Investigation of an Alternative Reaction Pathway in the Cyclization of Ethyne to Benzene on Palladium: Cyclooctatetraene on Pd(111)

Cyclooctatetraene (COT) to benzene conversion can be induced on Pd(111) under conditions of (low) temperature and overlayer density similar to those that obtain during the trimerization of ethyne to benzene. Coadsorbed NO inhibits COT decomposition, but does not increase its reactivity; HREELS shows that COT drastically affects NO site occupancy.

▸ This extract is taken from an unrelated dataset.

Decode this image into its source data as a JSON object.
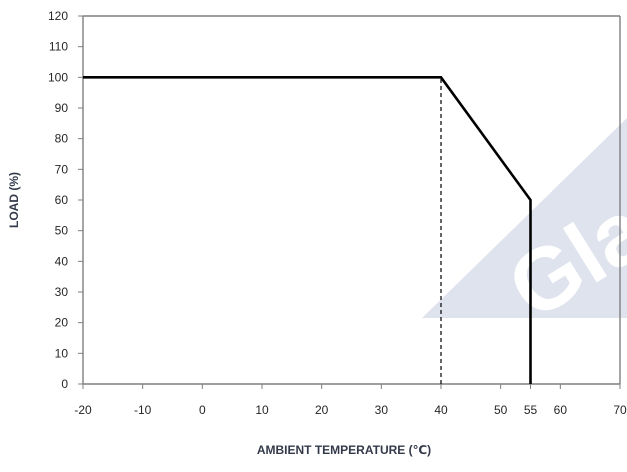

Coadsorbed C ₆ D ₆ both inhibits decomposition and strongly enhances the reactivity of COT: almost 100% COT → benzene selectivity can be achieved. A consistent interpretation of the vibrational spectra and reactivity is given: flat-lying COT undergoes decomposition, μ ⁴ tub-COT is unreactive, chair-COT μ ⁴ is reactive. This explanation takes account of the effects of metal-mediated charge transfer on the geometry of adsorbed COT. C ₄ H ₄ cannot be induced to undergo coupling to COT, even in the presence of C ₆ D ₆ or NO, both of which strongly promote ethyne-to-benzene conversion. It is therefore argued that C ₂ H ₂ → C ₄ H ₄ → C ₈ H ₈ → C ₆ B ₆ (+C ₂ H ₂ ) cannot be a major pathway in ethyne cyclization.